I’ve included a snippet of my code if that’s useful at all.
def forward(self, x, mhx, tgt= None):
embedded_seq = self.embedding(x) * math.sqrt(self.emb_dim)
embedded_seq = self.pos_encoder(embedded_seq)
if src_mask is None:
"""Generate a square causal mask for the sequence. The masked positions are filled with float('-inf').
Unmasked positions are filled with float(0.0).
"""
src_mask = nn.Transformer.generate_square_subsequent_mask(len(embedded_seq)).to(device)
encoded_seq = self.transformer_encoder(embedded_seq, src_mask)
# Take the encoded sequence, repeat once over the time axis, and stick that into the DNC. (to give the DNC time to analyze & plan)
processed_seq, (chx, mhx, rv) = self.vector_machine(T.cat( (encoded_seq, encoded_seq),1), (None, mhx, None), reset_experience=True, pass_through_memory=True)
#split the processed sequence into two parts, taking the second half and adding it to the encoded sequence as a skip layer.

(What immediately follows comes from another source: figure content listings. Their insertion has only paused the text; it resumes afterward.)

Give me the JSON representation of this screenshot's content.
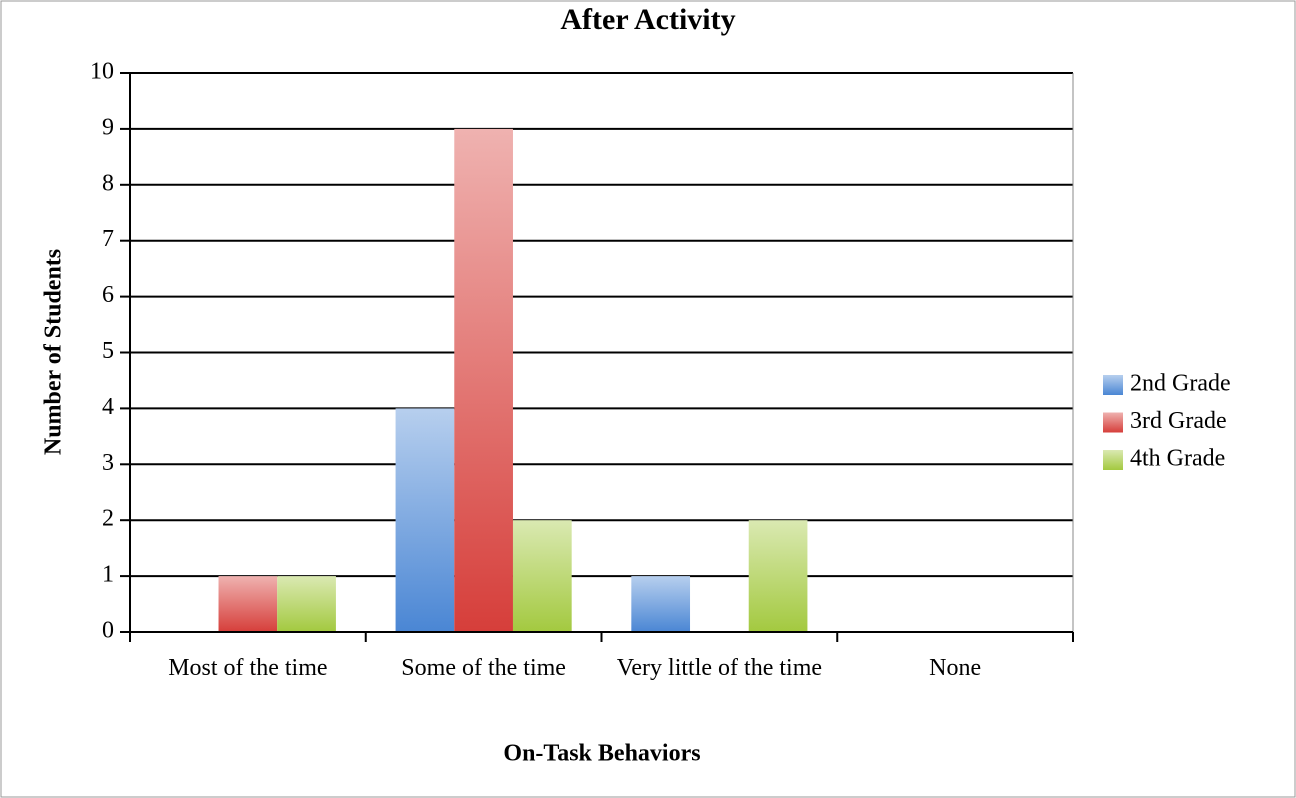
{
  "chart_data": {
    "type": "bar",
    "title": "After Activity",
    "x_label": "On-Task Behaviors",
    "y_label": "Number of Students",
    "categories": [
      "Most of the time",
      "Some of the time",
      "Very little of the time",
      "None"
    ],
    "series": [
      {
        "name": "2nd Grade",
        "color": "#4a86d4",
        "values": [
          0,
          4,
          1,
          0
        ]
      },
      {
        "name": "3rd Grade",
        "color": "#d63e3a",
        "values": [
          1,
          9,
          0,
          0
        ]
      },
      {
        "name": "4th Grade",
        "color": "#a3c93f",
        "values": [
          1,
          2,
          2,
          0
        ]
      }
    ],
    "ylim": [
      0,
      10
    ],
    "yticks": [
      0,
      1,
      2,
      3,
      4,
      5,
      6,
      7,
      8,
      9,
      10
    ],
    "grid": true,
    "legend": "right"
  }
}
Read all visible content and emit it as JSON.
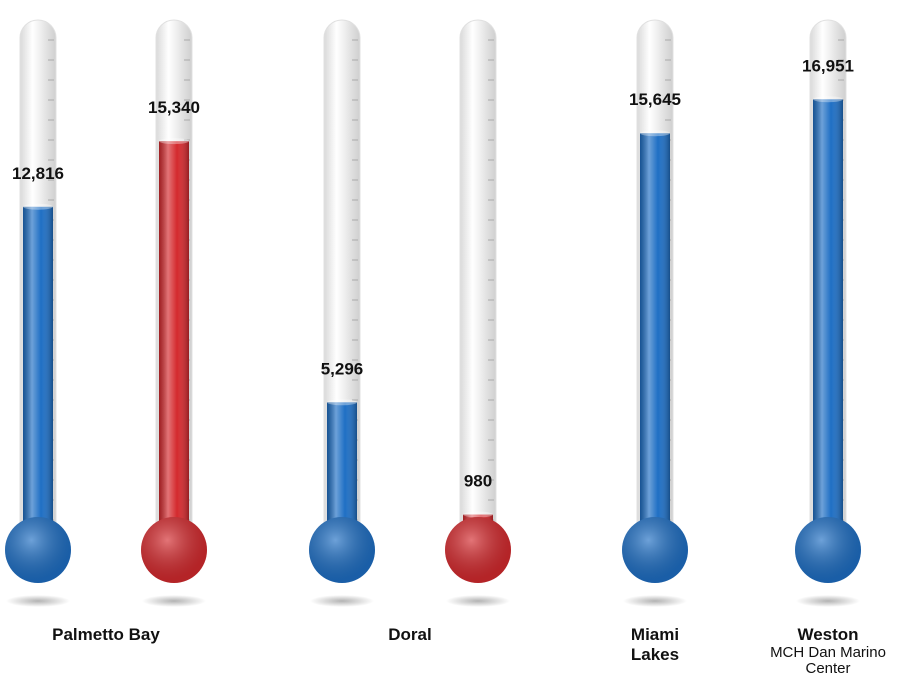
{
  "chart_data": {
    "type": "thermometer",
    "categories": [
      "Palmetto Bay",
      "Doral",
      "Miami Lakes",
      "Weston"
    ],
    "annotation": "MCH Dan Marino Center",
    "series": [
      {
        "color": "#1f6fc4",
        "values": [
          12816,
          5296,
          15645,
          16951
        ],
        "value_labels": [
          "12,816",
          "5,296",
          "15,645",
          "16,951"
        ]
      },
      {
        "color": "#d42a2e",
        "values": [
          15340,
          980,
          null,
          null
        ],
        "value_labels": [
          "15,340",
          "980",
          null,
          null
        ]
      }
    ],
    "ylim": [
      0,
      20000
    ]
  }
}
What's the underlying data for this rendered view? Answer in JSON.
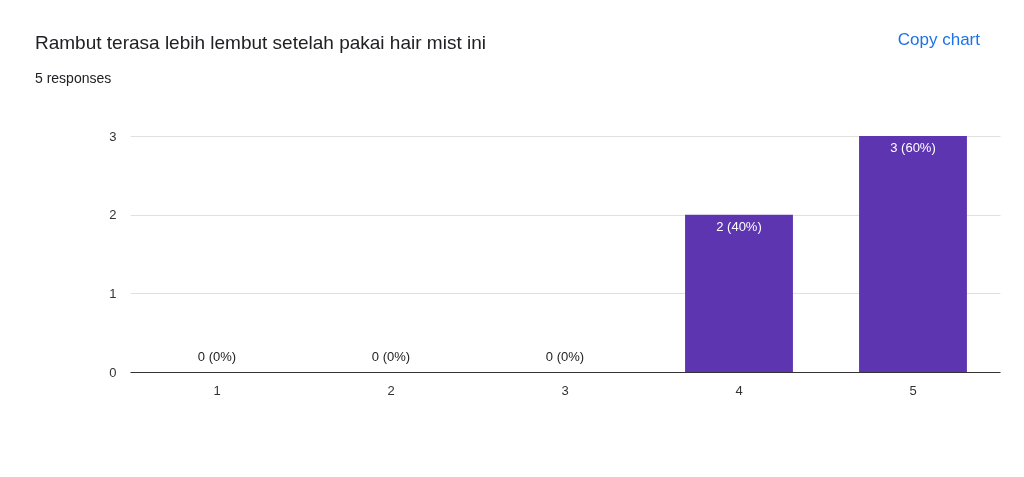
{
  "chart_data": {
    "type": "bar",
    "title": "Rambut terasa lebih lembut setelah pakai hair mist ini",
    "subtitle": "5 responses",
    "categories": [
      "1",
      "2",
      "3",
      "4",
      "5"
    ],
    "values": [
      0,
      0,
      0,
      2,
      3
    ],
    "color": "#5e35b1",
    "value_labels": [
      "0 (0%)",
      "0 (0%)",
      "0 (0%)",
      "2 (40%)",
      "3 (60%)"
    ],
    "ylim": [
      0,
      3
    ],
    "yticks": [
      0,
      1,
      2,
      3
    ],
    "grid": "y",
    "annotations": [
      "Copy chart"
    ]
  }
}
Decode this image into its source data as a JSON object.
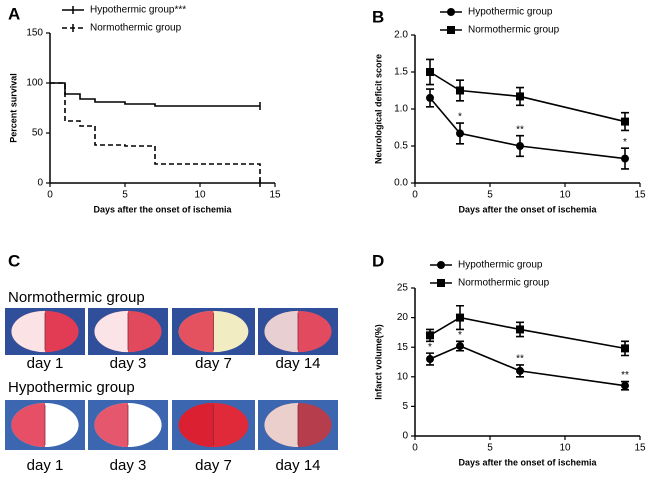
{
  "chart_data": [
    {
      "type": "line",
      "label": "A",
      "ylabel": "Percent survival",
      "xlabel": "Days after the onset of ischemia",
      "xlim": [
        0,
        15
      ],
      "xticks": [
        0,
        5,
        10,
        15
      ],
      "ylim": [
        0,
        150
      ],
      "yticks": [
        0,
        50,
        100,
        150
      ],
      "step": true,
      "series": [
        {
          "name": "Hypothermic group***",
          "color": "#000000",
          "dash": false,
          "marker": "none",
          "x": [
            0,
            1,
            2,
            3,
            5,
            7,
            14
          ],
          "values": [
            100,
            89,
            84,
            81,
            79,
            77,
            77
          ]
        },
        {
          "name": "Normothermic group",
          "color": "#000000",
          "dash": true,
          "marker": "none",
          "x": [
            0,
            1,
            2,
            3,
            5,
            7,
            14
          ],
          "values": [
            100,
            62,
            57,
            38,
            37,
            19,
            0
          ]
        }
      ]
    },
    {
      "type": "line",
      "label": "B",
      "ylabel": "Neurological deficit score",
      "xlabel": "Days after the onset of ischemia",
      "xlim": [
        0,
        15
      ],
      "xticks": [
        0,
        5,
        10,
        15
      ],
      "ylim": [
        0,
        2
      ],
      "yticks": [
        {
          "value": 0,
          "label": "0.0"
        },
        0.5,
        {
          "value": 1,
          "label": "1.0"
        },
        1.5,
        {
          "value": 2,
          "label": "2.0"
        }
      ],
      "step": false,
      "series": [
        {
          "name": "Hypothermic group",
          "color": "#000000",
          "dash": false,
          "marker": "circle",
          "x": [
            1,
            3,
            7,
            14
          ],
          "values": [
            1.15,
            0.67,
            0.5,
            0.33
          ],
          "errors": [
            0.12,
            0.14,
            0.14,
            0.14
          ],
          "significance": [
            null,
            "*",
            "**",
            "*"
          ]
        },
        {
          "name": "Normothermic group",
          "color": "#000000",
          "dash": false,
          "marker": "square",
          "x": [
            1,
            3,
            7,
            14
          ],
          "values": [
            1.5,
            1.25,
            1.17,
            0.83
          ],
          "errors": [
            0.17,
            0.14,
            0.12,
            0.12
          ]
        }
      ]
    },
    {
      "type": "line",
      "label": "D",
      "ylabel": "Infarct volume(%)",
      "xlabel": "Days after the onset of ischemia",
      "xlim": [
        0,
        15
      ],
      "xticks": [
        0,
        5,
        10,
        15
      ],
      "ylim": [
        0,
        25
      ],
      "yticks": [
        0,
        5,
        10,
        15,
        20,
        25
      ],
      "step": false,
      "series": [
        {
          "name": "Hypothermic group",
          "color": "#000000",
          "dash": false,
          "marker": "circle",
          "x": [
            1,
            3,
            7,
            14
          ],
          "values": [
            13,
            15.2,
            11,
            8.5
          ],
          "errors": [
            1,
            0.8,
            1,
            0.7
          ],
          "significance": [
            "*",
            "*",
            "**",
            "**"
          ]
        },
        {
          "name": "Normothermic group",
          "color": "#000000",
          "dash": false,
          "marker": "square",
          "x": [
            1,
            3,
            7,
            14
          ],
          "values": [
            17,
            20,
            18,
            14.8
          ],
          "errors": [
            1,
            2,
            1.2,
            1.2
          ]
        }
      ]
    }
  ],
  "image_panel": {
    "label": "C",
    "groups": [
      {
        "name": "Normothermic group",
        "days": [
          "day 1",
          "day 3",
          "day 7",
          "day 14"
        ]
      },
      {
        "name": "Hypothermic group",
        "days": [
          "day 1",
          "day 3",
          "day 7",
          "day 14"
        ]
      }
    ]
  }
}
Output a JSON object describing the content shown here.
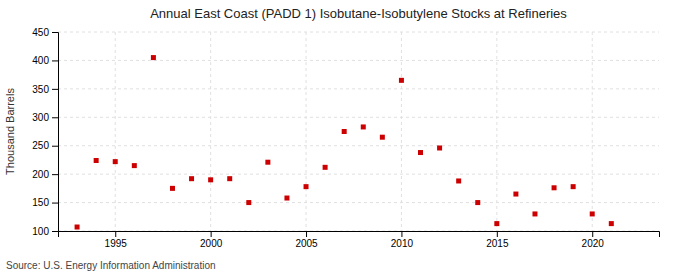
{
  "chart_data": {
    "type": "scatter",
    "title": "Annual East Coast (PADD 1) Isobutane-Isobutylene Stocks at Refineries",
    "ylabel": "Thousand Barrels",
    "source": "Source: U.S. Energy Information Administration",
    "x": [
      1993,
      1994,
      1995,
      1996,
      1997,
      1998,
      1999,
      2000,
      2001,
      2002,
      2003,
      2004,
      2005,
      2006,
      2007,
      2008,
      2009,
      2010,
      2011,
      2012,
      2013,
      2014,
      2015,
      2016,
      2017,
      2018,
      2019,
      2020,
      2021
    ],
    "values": [
      107,
      224,
      222,
      215,
      405,
      175,
      192,
      190,
      192,
      150,
      221,
      158,
      178,
      212,
      275,
      283,
      265,
      365,
      238,
      246,
      188,
      150,
      113,
      165,
      130,
      176,
      178,
      130,
      113
    ],
    "color": "#cc0000",
    "marker": "square",
    "xlim": [
      1992,
      2023.5
    ],
    "xticks": [
      1995,
      2000,
      2005,
      2010,
      2015,
      2020
    ],
    "ylim": [
      100,
      450
    ],
    "yticks": [
      100,
      150,
      200,
      250,
      300,
      350,
      400,
      450
    ],
    "grid": true
  }
}
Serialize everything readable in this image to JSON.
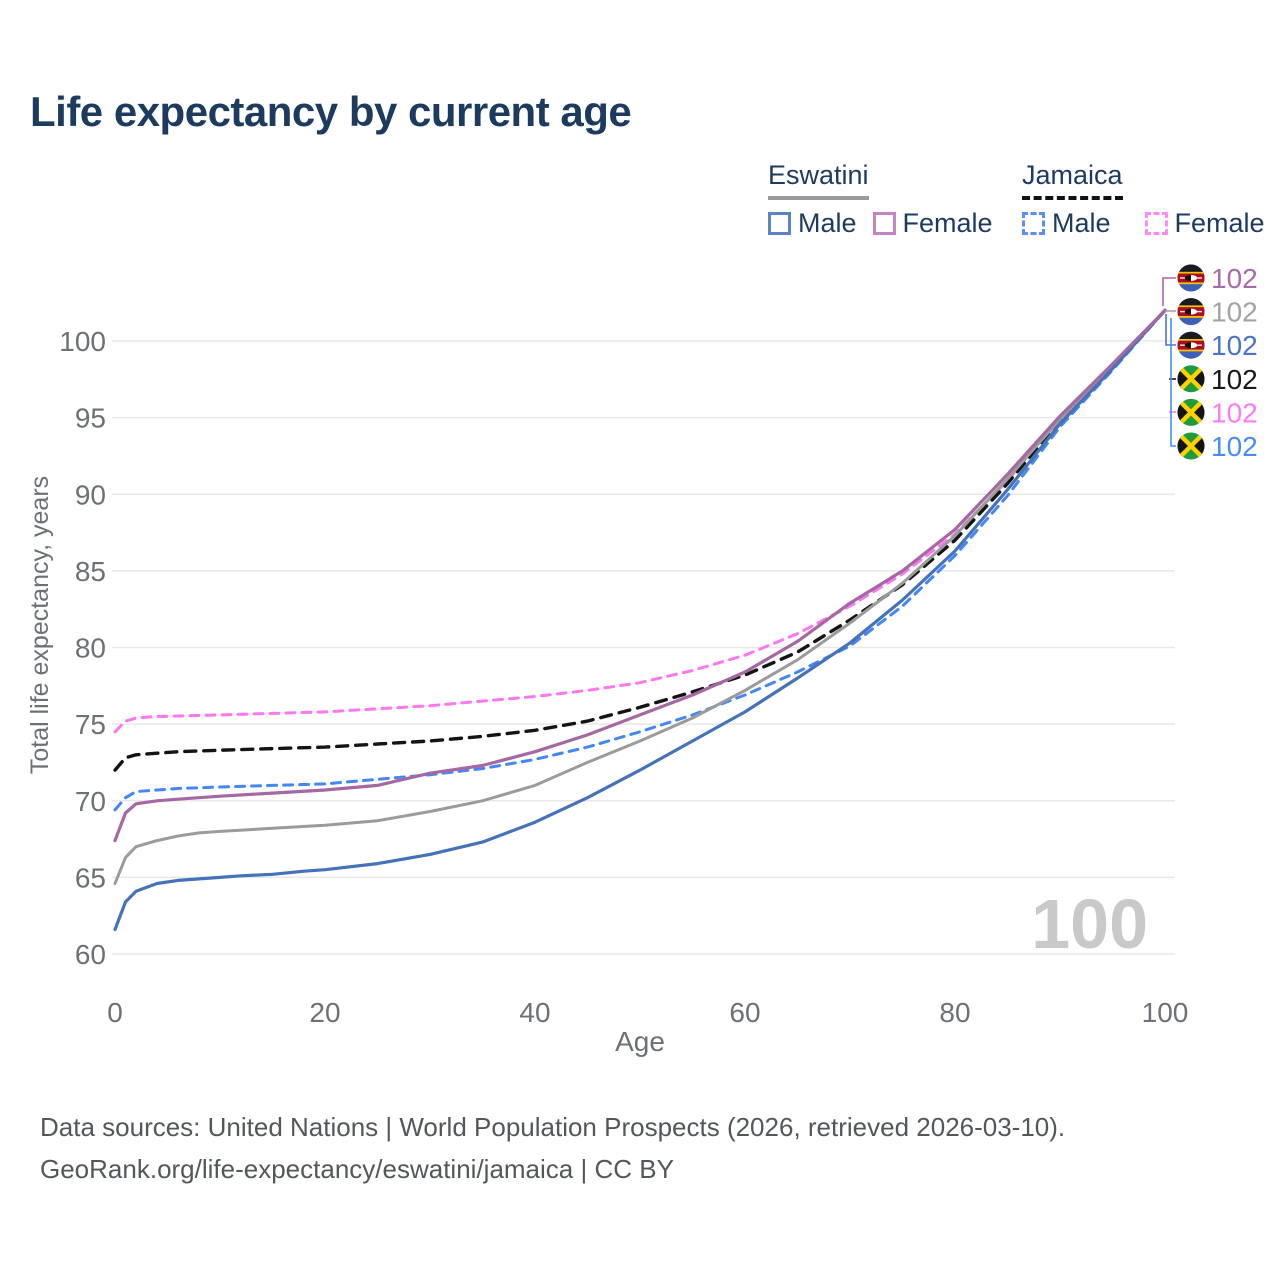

processed_seq = T.chunk(processed_seq,2,dim=1)[1] + encoded_seq
#TODO: put decoder here.
return decoded_seq, (chx, mhx, rv)
I pretty much copied the first half of this code from the pytorch transformer encoder example, but I can't find a good example for the encoder & decoder I can look at. All I can find are decoder-only models that don't fit what I'm trying to do. Can someone please give me one example, or at least an explanation of how I should go about this?
I've tried looking at the pytorch documentation for the function, but it doesn't show anything about how to use the decoder. I've tried looking for examples on github, stack overflow, and the pytorch forums, but none of them actually fit with what I'm trying to do.